Ketua Dewan Perwakilan Rakyat Agung Laksono menyatakan akan mengkaji ulang uji kelayakan anggota Komisi Yudisial. Hal itu dilakukan setelah Komisi Pemberantasan Korupsi berhasil menangkap Irawady Joenoes, anggota Komisi Yudisial, dua hari lalu. Irawady diduga telah menerima suap.
Menurut Agung, uji kelayakan yang dilakukan selama ini ternyata tak menjamin mereka yang berhasil lolos adalah figur yang bersih. Saya terkejut. Dia (Irawady) kan sudah menjalani uji kelayakan di DPR. Mungkin (nantinya) butuh psikotes khusus, katanya.
Agung mengatakan tindakan yang dilakukan Irawady itu akan menambah ketidakpercayaan masyarakat terhadap aparat, sistem penegakan hukum, dan pejabat publik. Mungkin saja ini fenomena gunung es.
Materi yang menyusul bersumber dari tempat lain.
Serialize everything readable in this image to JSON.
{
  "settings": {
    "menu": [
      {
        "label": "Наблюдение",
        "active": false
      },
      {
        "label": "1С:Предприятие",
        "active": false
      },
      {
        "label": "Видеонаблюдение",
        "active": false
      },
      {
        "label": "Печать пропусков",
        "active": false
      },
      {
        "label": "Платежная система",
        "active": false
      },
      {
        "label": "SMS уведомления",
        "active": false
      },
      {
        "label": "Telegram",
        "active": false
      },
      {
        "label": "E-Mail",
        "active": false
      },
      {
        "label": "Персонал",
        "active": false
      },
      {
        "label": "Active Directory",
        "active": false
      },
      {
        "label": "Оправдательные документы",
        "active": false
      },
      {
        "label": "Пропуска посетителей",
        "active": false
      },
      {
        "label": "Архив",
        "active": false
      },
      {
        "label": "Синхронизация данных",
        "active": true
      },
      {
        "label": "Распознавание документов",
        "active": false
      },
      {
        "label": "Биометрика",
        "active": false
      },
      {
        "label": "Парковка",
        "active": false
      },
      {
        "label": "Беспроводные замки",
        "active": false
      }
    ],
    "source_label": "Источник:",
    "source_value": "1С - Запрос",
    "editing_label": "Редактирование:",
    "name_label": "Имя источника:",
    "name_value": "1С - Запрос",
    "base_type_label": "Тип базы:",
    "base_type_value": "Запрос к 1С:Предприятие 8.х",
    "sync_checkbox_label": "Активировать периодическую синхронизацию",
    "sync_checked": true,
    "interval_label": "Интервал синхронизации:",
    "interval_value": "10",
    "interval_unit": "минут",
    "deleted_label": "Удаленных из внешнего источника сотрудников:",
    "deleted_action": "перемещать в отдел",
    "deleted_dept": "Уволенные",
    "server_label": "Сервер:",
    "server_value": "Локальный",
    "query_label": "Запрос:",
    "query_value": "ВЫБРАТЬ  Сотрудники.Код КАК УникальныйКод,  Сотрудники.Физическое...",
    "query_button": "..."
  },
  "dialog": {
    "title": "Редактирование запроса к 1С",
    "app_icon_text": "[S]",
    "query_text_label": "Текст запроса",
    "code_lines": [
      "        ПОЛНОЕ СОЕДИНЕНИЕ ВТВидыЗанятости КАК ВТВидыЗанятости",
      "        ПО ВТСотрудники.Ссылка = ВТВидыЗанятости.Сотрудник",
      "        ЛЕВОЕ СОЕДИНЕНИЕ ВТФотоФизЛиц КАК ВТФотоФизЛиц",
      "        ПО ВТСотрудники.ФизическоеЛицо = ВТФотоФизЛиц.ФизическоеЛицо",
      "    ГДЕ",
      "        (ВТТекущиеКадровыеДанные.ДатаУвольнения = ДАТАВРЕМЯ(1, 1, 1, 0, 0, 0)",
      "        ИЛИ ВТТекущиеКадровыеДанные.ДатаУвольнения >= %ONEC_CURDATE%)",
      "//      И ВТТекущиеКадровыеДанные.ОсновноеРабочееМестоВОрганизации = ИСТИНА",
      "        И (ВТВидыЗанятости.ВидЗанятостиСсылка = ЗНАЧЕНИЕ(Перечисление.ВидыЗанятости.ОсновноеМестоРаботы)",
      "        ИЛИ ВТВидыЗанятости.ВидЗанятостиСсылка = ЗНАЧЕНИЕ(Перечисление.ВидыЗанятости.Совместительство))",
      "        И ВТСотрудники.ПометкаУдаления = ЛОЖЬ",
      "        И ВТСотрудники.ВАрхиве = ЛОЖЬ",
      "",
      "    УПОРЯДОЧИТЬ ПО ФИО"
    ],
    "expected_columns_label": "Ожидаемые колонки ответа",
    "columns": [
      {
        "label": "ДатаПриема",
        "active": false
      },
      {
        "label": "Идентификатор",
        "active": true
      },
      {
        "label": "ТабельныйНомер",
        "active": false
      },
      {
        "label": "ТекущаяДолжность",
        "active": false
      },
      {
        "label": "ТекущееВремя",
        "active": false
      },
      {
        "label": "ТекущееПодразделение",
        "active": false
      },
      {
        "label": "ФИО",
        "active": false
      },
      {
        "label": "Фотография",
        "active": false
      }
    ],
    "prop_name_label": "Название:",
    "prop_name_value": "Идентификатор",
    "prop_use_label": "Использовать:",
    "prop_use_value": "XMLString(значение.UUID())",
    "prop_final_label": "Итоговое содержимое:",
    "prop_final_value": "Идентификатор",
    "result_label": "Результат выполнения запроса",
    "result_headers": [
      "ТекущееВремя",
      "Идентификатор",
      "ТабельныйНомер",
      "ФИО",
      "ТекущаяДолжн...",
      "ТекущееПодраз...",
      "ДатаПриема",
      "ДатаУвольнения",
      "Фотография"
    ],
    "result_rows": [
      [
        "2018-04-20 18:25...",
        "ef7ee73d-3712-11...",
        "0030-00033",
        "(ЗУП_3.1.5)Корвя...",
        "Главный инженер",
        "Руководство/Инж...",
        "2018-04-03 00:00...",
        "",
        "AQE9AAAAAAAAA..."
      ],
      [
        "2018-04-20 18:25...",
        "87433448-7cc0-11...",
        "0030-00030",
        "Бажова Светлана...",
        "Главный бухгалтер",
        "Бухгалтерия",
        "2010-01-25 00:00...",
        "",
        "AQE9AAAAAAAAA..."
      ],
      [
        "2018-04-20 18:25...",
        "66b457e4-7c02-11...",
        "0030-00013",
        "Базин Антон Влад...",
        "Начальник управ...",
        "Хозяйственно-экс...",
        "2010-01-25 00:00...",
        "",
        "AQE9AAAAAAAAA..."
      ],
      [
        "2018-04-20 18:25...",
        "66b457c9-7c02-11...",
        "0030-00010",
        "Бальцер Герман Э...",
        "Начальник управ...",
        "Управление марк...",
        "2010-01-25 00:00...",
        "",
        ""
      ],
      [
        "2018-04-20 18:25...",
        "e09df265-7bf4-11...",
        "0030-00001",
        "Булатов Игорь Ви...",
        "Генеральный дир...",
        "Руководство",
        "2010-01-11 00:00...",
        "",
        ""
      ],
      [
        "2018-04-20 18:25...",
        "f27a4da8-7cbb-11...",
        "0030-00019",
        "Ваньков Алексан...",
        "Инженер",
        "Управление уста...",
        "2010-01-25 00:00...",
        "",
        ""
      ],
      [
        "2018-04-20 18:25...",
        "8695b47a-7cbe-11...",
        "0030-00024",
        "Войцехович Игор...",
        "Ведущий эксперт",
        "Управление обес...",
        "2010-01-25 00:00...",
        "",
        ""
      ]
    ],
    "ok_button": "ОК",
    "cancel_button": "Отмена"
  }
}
Artinya, masih banyak pejabat (lain) yang menerima suap.
Irawady dibekuk delapan penyidik KPK yang dipimpin oleh Ajun Komisaris Besar Polisi Heru Sumartono, Rabu lalu. Proses penangkapan terjadi di sebuah rumah di Jalan Panglima Polim III Nomor 138, Jakarta Selatan.
Sumber Tempo dari kalangan penyidik menuturkan mula-mula aparat menangkap Freddy Santosa, Direktur PT Persada Sembada. Ketika tim penyidik hendak bergerak masuk, mereka dilarang Irawady yang tiba-tiba keluar dari rumah.
Saat itu terjadi perdebatan, ujar sumber tersebut. Setelah penyidik menunjukkan surat tugas, barulah mereka bisa masuk dan segera menggeledah Irawady. Di dalam kamar mandi, petugas menemukan uang tunai Rp 600 juta di dalam tas kertas karton. Sedangkan dari kantong celana Irawady, penyidik menemukan US$ 30 ribu. Saat itu juga dia dan Freddy dibawa ke kantor KPK (lihat infografik).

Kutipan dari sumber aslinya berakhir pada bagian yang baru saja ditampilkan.